Leto verstand nicht genau, was ihr Vater meinte, aber sie war sich sicher, dass es gut war, dass ihre Eltern Aphrodite treu dienten. Was war das aber wohl für ein Unheil, das die schöne Göttin anzurichten imstande war, fragte sich das kleine Mädchen, ehe es in den Armen seiner Mutter einschlief.
Die Vögel setzten zu ihrem letzten Konzert für den Abend an und würden bald von den Grillen abgelöst werden, aber die Erde hier auf Kreta unter dem Olivenbaum war warm, und die Luft roch würzig, und Leto hatte keine Lust, sich auf den langen Heimweg zu machen. Asteria hatte inzwischen eine Tochter, Hekate, und so begabt und intelligent dieses Kind auch war, es war Leto ein bisschen unheimlich. Die Kleine hatte Kräfte, die sie sogar mit der Unterwelt in Verbindung treten ließen, und starrte ganze Nächte lang in den Mond. Außerdem war sie bemerkenswert humorlos für ihre fünf Jahre.
Leto seufzte und schloss die Augen. Du bist eine schlechte Tante, dachte sie sich.

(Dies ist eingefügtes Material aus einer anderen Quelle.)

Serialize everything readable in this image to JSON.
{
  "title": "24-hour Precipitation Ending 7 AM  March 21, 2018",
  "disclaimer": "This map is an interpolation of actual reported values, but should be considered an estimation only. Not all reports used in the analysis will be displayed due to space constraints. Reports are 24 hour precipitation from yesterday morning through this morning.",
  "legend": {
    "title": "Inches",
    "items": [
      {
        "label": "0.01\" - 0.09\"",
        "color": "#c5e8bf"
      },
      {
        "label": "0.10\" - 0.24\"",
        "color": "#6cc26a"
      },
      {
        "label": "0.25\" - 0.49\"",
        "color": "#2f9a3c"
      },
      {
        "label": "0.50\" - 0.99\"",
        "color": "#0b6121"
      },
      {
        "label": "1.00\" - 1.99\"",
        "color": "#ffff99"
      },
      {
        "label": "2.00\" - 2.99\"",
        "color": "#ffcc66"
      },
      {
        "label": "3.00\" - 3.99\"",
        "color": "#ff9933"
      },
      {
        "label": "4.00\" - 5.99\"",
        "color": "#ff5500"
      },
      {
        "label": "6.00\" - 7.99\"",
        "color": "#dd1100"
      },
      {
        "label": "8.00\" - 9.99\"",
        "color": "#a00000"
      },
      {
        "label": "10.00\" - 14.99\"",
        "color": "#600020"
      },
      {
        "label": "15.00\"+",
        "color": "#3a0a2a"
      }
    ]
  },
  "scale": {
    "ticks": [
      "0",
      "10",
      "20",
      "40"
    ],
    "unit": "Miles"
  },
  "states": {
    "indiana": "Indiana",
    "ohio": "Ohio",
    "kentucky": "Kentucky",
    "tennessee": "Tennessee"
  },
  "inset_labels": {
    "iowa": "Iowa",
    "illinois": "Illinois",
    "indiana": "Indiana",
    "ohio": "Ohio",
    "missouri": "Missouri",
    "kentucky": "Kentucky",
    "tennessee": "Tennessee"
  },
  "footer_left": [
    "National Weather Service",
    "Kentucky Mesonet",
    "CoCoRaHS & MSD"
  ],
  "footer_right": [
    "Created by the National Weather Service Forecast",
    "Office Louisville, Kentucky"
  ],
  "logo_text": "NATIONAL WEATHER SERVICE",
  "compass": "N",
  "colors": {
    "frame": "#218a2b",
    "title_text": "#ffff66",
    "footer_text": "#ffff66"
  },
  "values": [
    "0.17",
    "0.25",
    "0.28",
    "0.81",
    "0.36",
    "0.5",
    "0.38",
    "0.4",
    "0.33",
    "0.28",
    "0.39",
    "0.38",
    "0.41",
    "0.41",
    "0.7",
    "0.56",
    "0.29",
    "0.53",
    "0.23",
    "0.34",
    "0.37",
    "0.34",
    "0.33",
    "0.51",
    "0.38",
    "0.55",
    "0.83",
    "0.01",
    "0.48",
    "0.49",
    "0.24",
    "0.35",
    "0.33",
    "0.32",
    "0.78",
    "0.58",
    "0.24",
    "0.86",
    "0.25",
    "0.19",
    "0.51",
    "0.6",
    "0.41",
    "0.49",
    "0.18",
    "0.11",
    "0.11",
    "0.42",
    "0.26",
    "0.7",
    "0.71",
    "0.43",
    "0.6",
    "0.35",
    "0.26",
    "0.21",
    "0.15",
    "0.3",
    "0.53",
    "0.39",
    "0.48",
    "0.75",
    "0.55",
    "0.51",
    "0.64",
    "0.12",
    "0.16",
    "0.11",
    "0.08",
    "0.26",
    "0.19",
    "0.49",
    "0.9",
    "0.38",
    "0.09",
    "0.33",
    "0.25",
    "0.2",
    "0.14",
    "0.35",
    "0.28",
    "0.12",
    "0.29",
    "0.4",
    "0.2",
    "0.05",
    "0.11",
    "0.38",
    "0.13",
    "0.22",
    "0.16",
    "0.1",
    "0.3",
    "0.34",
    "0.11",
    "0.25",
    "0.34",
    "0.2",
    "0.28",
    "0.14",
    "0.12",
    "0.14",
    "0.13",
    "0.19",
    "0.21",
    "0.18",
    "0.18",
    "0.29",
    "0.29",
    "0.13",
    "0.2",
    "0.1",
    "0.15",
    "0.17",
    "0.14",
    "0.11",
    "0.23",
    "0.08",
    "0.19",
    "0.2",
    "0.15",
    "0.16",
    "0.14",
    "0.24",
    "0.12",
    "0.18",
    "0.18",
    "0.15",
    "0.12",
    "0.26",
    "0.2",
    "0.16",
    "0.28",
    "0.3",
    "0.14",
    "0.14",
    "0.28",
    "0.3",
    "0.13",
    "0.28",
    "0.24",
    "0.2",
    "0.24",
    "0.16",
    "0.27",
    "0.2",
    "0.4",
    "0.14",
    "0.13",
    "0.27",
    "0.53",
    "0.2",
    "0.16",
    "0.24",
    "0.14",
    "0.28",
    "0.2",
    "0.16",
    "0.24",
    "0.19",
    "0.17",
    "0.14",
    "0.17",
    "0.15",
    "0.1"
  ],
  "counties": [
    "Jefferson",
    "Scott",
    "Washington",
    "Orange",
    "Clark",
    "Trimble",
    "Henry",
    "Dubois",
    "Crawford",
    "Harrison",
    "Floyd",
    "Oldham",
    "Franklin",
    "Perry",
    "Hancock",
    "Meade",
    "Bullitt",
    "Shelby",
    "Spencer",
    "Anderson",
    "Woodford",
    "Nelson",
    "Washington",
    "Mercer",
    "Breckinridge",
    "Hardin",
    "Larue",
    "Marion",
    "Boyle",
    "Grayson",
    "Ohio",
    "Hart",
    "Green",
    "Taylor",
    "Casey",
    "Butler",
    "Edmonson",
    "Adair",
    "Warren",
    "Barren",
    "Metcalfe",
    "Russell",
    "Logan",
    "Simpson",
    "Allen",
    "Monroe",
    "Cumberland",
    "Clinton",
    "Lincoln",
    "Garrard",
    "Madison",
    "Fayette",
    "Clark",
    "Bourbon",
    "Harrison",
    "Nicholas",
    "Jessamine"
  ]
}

Andererseits hat dieses Kind schon so früh eine Persönlichkeit entwickelt, dass man ihm gegenüber auch früher als sonst die einzigartige, persönliche Sympathie oder Antipathie entwickelt, die sonst Älteren vorbehalten ist. Und in Hekates Fall war es bei Leto nun einmal Antipathie, daran ließ sich nichts ändern. Sie stellte fest, dass sie in den letzten Monaten außerordentlich viel Zeit im Freien verbracht hatte, beim Träumen, Wandern, Gärtnern. Die Sonne hatte ihre Haut gebräunt und die viele Bewegung sie ausdauernd und gesund gemacht. Trotzdem konnte sie sich selbst nicht darüber täuschen, dass sie das alles lediglich tat, um diesem Kind aus dem Wege zu gehen, und dass sie es gerade jetzt unheimlich genoss, hier zu liegen und gar nichts zu tun, außer nicht in Hekates Nähe zu sein.